Lire le résumé de l'article ci-dessous.

Pièces jointes

Après avoir rappelé que le Conseil constitutionnel rend depuis longtemps des "grandes Décisions" et que celle du 7 décembre 2012, Société Pyrénées et autres en est une puisqu'elle pose qu'on ne peut être juge et partie, l'article établit dans une première partie le sens de la décision avant d'en mesurer la portée dans une seconde partie, au regard des grands principes de la procédure et du droit.

Ainsi, il est enfin interdit de cumuler la fonction d'agir et la fonction de juger. Le Conseil pose donc le principe du non-cumul entre le droit d'action et le pouvoir de juger.

Pourtant, comme la Cour de cassation, qui avait transmis la Question prioritaire de constitutionnalité, n'aime pas la notion de "droit d'action", le Conseil comme elle préfère utilise la notion de "faculté d'introduire une instance, qui se réfère davantage à un pouvoir, faisant balance avec le pouvoir de juger, conception traditionnelle des choses.

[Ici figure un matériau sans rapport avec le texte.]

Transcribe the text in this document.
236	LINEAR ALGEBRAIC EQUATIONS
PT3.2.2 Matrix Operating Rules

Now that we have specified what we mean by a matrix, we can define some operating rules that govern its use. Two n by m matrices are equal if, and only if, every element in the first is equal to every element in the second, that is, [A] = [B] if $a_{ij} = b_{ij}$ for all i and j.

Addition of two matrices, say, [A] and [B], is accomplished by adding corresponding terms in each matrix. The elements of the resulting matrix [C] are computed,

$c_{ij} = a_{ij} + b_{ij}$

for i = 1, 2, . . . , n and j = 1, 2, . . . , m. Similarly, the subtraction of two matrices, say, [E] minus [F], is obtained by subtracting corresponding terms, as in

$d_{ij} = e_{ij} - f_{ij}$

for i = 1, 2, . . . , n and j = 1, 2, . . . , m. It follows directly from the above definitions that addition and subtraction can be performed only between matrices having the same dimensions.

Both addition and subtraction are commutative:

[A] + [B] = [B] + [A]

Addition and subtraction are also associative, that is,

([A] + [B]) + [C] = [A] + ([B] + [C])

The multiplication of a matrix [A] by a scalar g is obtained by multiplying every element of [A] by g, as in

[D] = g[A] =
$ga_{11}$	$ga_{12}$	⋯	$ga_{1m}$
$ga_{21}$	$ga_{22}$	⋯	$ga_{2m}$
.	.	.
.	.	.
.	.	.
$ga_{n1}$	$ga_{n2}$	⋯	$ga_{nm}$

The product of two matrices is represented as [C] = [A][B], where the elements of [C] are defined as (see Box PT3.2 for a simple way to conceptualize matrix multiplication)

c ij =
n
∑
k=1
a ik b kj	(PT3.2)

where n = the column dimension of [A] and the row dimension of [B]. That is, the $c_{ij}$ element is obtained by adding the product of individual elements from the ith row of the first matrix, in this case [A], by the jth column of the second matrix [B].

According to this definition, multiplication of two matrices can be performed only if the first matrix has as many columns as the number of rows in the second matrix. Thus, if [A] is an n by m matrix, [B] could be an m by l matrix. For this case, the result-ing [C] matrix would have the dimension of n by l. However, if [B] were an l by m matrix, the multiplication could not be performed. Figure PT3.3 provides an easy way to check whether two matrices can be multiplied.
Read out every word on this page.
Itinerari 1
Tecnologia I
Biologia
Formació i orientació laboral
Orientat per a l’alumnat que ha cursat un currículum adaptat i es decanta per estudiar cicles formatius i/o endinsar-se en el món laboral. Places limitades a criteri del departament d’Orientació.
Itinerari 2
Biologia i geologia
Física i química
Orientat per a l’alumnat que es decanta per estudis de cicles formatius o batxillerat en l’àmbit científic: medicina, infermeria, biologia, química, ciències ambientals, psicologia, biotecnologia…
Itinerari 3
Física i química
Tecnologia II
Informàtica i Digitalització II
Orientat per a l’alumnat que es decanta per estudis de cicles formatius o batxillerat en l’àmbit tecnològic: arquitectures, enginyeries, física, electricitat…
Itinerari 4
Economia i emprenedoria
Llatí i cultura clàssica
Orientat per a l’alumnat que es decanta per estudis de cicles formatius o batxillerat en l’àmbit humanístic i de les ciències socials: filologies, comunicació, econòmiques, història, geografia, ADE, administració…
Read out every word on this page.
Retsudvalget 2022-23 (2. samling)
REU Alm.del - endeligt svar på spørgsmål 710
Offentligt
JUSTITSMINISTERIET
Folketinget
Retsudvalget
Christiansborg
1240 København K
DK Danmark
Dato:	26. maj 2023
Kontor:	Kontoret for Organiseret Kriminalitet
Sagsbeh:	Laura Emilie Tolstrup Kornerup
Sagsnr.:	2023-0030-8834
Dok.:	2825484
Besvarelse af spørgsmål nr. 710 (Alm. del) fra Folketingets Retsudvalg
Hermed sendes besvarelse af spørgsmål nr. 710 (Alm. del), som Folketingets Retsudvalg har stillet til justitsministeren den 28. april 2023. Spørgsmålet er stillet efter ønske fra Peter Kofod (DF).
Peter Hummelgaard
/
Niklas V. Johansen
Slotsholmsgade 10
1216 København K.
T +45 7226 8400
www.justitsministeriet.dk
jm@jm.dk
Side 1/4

Mais cela n'a pas d'importance car ce qui fait que l'on est partie vient du fait qu'en ouvrant l'instance, la personne concernée (ici le débiteur objet de la procédure de redressement judiciaire) "voit" le tribunal "comme" une partie. Ainsi, c'est l'apparence qui fait la partie. Le raisonnement est celui de la Cour européenne des droits de l'homme.

 

Le fondement à l'affirmation d'un tel non-cumul et non seulement l'impartialité, principe constitutionnel mais encore la garantie des droits, ici ceux du débiteur. L'article 16 de la Déclaration de 1789 dispose que sans garantie des droits, il n'y a pas "point de Constitution". 

C'est à la fois le plus simple et le plus fort. 

 

Une fois le sens exposé, il convient de mesurer la portée d'une telle décision de principe.

L'essentiel réside dans le considérant n°4 de la décision. 

En effet, l'on peut considérer, lu à la lettre, que s'il ne s'agit pas d'une procédure de sanction, alors a contrario des garanties procédurales peuvent justifier par exception le cumul du pouvoir d'agir et du pouvoir de juger (ces garanties procédurales ne pouvant être que la séparation fonctionnelle au sein de l'organe considéré).

Mais symétriquement s'il s'agit d'une procédure de sanction, alors rien ne peut justifier le cumul de deux pouvoirs antagonistes, celui que tient qui ouvre l'instance, celui qui clôt l'instance par le jugement, celui qui prend parti en l'ouvrant celui qui prend parti en jugeant.

Dès lors, dès l'instant qu'il s'agit d'une procédure de sanction, la séparation fonctionnelle, telle qu'on l'observe dans maintes autorités administratives indépendantes, ne suffit pas à justifier le cumul.

L'enjeu se déplace alors puisqu'il s'agit de savoir si, dans telle ou telle procédure, nous sommes ou non dans une procédure de sanction.

On mesure ici encore une fois que le critère est européen, puisqu'il est celui de la summa divisio entre matière civile et matière pénale.